Sometimes, when the wind is hitting hard against the window, and the cold rain is cutting through the dark grey clouds outside, there isn’t a single part of me that wants to leave my flat.
I look at my mud-stained Nikes, clearly falling apart yet no doubt very loved, and back again to the miserable scenes outside. I shiver at the thought of going face-to-face with the Scottish elements.
Yet still, I find myself out there, running through it all.
I started running at the end of March 2020. It’s now coming to almost a year, and according to my Strava – which I have updated religiously – I have run at least once every single week since. Truth be told, while my record looks pretty envious on paper (or in digital format, to be more accurate), it’s been difficult.
I was never a lover of sports growing up. I was a very skinny, body-conscious teenager, and have a vivid memory of spending one hour in a toilet cubicle to avoid having to attend a P.E. lesson.
So, when my friend Junaid told me he had set up the Melting Scot, and asked me to create a video stating a goal I wished to achieve over lockdown, I am not quite sure what possessed me to say that I would ‘run 10km by the end of the lockdown’.
In any case, we are now well into a second national lockdown, and I have run a hefty 795km.

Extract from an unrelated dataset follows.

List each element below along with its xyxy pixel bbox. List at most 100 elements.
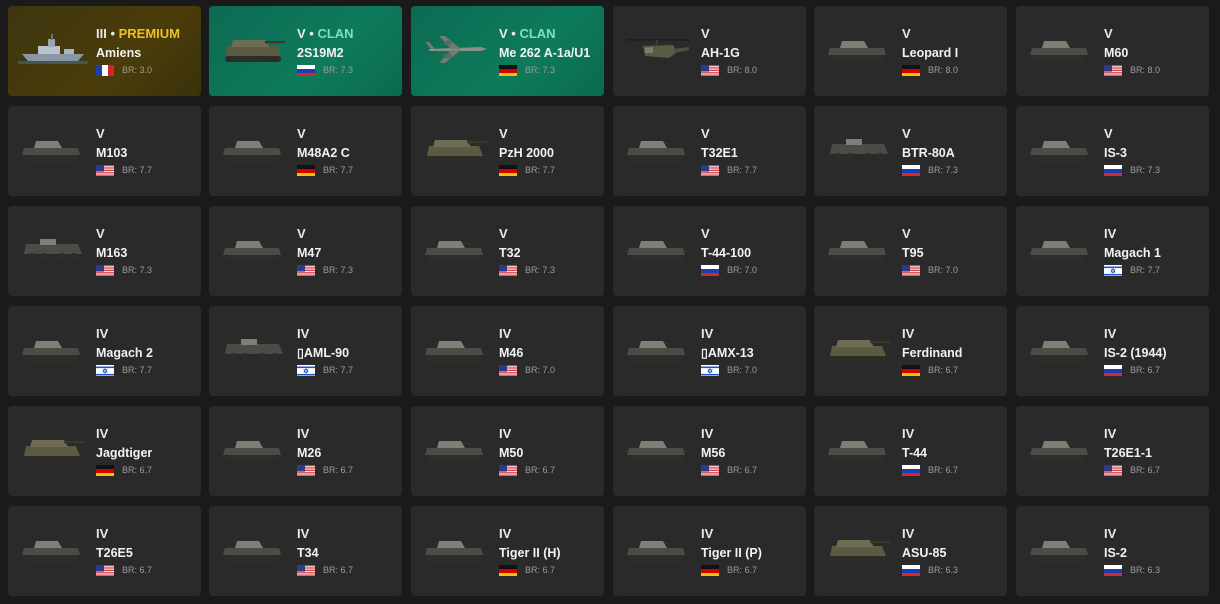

Not to brag – but bragging nonetheless – my 5km Personal Best is a sweet 19:19, and my 10k is 40:10. Yep, I don’t just like to run – I can run like the best of them.

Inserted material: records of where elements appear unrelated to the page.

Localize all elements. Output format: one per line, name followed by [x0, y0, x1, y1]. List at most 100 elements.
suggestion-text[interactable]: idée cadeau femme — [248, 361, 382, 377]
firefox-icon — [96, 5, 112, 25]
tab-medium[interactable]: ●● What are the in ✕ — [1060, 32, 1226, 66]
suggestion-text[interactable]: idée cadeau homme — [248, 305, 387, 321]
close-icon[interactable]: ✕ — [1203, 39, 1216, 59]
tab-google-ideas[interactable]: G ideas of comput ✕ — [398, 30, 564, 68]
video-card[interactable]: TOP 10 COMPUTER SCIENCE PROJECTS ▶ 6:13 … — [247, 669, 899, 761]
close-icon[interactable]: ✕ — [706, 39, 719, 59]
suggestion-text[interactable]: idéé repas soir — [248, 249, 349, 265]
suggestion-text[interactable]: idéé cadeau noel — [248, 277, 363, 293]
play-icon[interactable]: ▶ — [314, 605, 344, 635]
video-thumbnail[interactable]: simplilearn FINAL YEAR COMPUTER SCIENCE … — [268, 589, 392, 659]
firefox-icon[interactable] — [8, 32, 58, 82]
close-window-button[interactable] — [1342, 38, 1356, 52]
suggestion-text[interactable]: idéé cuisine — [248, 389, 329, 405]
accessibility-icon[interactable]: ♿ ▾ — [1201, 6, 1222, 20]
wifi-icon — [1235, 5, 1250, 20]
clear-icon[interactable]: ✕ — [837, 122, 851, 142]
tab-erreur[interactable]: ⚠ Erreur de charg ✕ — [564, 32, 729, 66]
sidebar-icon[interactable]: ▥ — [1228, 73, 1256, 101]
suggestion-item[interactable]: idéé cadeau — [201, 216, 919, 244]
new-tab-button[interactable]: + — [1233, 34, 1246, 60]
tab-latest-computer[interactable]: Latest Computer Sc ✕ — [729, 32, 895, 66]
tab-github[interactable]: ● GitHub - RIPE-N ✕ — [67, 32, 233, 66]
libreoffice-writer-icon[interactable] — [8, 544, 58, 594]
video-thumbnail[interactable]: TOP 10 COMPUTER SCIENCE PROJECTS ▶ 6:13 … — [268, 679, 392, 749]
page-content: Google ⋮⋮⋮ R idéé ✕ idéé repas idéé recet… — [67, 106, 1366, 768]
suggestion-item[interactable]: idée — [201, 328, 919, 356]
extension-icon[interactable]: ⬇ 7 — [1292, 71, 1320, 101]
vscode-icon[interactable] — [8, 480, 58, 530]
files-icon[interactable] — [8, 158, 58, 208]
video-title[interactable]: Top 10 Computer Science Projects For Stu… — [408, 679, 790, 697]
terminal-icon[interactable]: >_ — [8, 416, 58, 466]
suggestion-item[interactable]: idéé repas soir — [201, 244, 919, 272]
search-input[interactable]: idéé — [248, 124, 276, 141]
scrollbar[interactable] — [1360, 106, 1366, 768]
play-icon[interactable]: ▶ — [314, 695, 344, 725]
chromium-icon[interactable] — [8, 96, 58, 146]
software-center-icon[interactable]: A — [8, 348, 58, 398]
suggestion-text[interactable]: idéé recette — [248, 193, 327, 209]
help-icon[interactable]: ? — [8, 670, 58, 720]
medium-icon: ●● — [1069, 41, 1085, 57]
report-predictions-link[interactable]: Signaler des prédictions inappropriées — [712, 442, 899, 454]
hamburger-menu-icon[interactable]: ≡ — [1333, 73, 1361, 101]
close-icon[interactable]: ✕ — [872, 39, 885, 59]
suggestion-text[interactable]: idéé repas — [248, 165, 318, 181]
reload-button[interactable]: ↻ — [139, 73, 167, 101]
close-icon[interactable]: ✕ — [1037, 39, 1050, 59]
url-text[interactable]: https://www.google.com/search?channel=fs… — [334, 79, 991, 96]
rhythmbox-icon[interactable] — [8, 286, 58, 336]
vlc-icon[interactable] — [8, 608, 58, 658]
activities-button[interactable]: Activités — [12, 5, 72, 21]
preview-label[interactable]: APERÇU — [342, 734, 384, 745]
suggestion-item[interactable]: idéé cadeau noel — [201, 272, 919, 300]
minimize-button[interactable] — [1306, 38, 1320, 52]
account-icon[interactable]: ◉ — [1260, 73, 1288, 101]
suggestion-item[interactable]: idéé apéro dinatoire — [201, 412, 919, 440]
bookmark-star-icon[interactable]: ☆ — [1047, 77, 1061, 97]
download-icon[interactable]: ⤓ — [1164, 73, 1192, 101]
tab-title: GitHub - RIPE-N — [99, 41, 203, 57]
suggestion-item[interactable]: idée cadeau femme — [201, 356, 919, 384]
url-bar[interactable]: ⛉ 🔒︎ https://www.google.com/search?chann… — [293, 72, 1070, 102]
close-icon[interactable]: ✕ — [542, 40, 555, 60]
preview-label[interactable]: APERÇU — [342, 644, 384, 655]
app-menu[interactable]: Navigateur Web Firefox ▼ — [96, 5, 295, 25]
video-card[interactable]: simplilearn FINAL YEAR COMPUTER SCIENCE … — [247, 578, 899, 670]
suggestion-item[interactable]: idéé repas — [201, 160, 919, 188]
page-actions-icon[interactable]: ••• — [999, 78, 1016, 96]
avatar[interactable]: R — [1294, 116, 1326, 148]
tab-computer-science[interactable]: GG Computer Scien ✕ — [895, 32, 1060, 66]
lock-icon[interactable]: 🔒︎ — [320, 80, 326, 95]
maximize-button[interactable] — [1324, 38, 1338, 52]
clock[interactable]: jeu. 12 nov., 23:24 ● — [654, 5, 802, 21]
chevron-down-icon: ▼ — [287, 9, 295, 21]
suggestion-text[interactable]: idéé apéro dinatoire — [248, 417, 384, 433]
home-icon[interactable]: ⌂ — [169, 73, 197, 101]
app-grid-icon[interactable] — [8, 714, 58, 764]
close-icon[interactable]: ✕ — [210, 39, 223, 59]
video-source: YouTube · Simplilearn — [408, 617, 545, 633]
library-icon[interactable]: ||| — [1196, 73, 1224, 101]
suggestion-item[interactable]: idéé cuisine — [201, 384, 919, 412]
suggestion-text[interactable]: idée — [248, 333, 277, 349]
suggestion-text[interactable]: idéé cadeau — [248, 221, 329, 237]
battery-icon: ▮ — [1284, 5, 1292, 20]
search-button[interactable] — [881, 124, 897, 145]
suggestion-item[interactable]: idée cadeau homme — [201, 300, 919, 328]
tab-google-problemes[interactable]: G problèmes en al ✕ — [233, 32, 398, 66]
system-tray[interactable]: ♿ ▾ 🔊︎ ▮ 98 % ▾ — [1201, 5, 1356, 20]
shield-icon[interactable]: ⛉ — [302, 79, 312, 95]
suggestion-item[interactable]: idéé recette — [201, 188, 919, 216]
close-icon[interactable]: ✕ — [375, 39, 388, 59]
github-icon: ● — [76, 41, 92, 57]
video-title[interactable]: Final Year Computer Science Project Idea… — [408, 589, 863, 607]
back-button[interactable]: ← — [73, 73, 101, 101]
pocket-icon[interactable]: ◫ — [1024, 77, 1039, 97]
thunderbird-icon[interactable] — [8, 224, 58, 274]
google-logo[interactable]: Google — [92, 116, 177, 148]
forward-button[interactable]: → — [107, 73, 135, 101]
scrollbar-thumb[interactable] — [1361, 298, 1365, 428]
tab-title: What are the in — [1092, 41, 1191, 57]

Even though the pandemic has brought a lot of things to a stand-still, running has shown me that a lot of things still change in the space of a year. The most beautiful thing it has shown me, is how the seasons don’t stop for anyone. Seeing spring turn to summer, green leaves turn gold in the autumn, and then running through thick snow in the winter, I feel blessed to have experienced so much of the year outdoors when the weather has been great – and not so great.

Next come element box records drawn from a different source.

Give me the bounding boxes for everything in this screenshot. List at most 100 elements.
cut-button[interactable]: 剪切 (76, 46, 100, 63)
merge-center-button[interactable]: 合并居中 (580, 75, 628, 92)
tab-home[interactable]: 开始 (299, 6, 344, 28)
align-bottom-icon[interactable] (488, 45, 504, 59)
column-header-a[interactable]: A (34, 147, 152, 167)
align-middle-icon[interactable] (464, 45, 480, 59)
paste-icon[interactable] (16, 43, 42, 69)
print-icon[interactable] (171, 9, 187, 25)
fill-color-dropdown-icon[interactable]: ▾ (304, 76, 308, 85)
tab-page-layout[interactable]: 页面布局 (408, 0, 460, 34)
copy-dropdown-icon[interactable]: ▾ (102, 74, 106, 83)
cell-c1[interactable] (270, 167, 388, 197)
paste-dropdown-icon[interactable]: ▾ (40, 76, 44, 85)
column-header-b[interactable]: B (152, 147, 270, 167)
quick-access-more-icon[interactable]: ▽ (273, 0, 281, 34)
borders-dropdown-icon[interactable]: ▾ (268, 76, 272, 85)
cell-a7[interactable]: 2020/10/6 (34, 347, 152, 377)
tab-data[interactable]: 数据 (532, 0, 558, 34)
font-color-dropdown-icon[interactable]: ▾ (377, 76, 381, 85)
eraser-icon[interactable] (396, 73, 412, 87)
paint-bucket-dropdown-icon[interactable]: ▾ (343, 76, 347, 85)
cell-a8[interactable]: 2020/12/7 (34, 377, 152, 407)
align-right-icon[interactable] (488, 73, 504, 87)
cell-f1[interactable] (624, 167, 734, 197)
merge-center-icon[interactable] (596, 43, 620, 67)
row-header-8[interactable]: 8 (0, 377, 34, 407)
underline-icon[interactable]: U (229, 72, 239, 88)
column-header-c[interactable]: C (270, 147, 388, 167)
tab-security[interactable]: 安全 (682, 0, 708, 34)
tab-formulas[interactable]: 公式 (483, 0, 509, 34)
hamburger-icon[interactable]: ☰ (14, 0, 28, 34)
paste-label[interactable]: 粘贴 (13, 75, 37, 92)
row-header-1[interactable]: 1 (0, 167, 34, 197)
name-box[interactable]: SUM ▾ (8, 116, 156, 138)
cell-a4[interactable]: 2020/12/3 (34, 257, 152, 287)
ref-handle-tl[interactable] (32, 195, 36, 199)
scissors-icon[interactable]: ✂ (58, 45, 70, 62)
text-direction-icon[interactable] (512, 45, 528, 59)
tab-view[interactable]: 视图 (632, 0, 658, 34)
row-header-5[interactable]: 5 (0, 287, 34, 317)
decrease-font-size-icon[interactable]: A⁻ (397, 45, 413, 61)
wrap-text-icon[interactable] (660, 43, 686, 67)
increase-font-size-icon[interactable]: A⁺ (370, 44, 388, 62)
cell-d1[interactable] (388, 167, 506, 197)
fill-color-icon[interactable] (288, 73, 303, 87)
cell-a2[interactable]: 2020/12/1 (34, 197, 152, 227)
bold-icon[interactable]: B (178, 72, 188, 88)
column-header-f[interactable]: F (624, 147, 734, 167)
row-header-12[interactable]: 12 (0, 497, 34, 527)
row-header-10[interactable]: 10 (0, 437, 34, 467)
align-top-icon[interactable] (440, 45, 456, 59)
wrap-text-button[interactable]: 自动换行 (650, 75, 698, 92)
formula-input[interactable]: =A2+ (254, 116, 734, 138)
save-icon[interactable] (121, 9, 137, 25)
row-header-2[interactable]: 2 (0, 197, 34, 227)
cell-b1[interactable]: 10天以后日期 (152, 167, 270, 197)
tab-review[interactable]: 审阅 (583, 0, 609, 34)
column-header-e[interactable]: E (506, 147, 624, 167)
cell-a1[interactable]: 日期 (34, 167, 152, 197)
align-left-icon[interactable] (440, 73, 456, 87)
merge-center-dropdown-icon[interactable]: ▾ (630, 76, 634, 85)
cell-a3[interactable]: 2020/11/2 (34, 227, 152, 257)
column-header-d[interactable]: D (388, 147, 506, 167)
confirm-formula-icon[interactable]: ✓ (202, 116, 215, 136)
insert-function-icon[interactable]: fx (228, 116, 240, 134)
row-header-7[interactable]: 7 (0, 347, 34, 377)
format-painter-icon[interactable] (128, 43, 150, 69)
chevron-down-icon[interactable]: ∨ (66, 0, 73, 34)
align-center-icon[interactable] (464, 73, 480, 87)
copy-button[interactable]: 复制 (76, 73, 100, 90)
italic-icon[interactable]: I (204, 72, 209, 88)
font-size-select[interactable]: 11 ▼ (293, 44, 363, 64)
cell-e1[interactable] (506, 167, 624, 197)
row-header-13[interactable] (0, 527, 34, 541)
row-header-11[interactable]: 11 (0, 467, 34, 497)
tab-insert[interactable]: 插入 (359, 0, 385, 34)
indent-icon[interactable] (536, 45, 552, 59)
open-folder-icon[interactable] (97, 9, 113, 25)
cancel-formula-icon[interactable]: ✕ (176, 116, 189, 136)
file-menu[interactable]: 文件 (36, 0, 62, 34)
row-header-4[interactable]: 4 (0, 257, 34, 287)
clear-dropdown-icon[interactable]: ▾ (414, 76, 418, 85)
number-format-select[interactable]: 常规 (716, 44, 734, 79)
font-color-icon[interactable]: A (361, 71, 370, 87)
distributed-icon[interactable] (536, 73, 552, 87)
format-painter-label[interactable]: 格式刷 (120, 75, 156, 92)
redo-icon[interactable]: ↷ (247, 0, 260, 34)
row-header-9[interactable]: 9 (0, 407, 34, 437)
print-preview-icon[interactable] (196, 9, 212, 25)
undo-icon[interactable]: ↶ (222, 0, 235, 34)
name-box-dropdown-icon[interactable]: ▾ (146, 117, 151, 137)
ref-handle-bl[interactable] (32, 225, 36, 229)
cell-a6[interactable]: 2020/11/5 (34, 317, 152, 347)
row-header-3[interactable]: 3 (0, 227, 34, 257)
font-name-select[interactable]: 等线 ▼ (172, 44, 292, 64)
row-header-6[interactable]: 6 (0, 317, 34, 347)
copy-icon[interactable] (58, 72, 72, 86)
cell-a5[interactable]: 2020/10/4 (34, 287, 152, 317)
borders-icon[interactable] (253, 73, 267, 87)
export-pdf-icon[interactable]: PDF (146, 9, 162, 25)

I have seen myself get physically stronger. But most of all, I have demonstrated how mentally strong I can be.
Even when I have felt the wind thrashing against my face, heard men shouting at me as I ran past, and faced ankle and hip pain; one way or another, I have kept going. There are bound to be more obstacles ahead, but one year on, the journey has been fantastic, and I won’t let anything else stop me.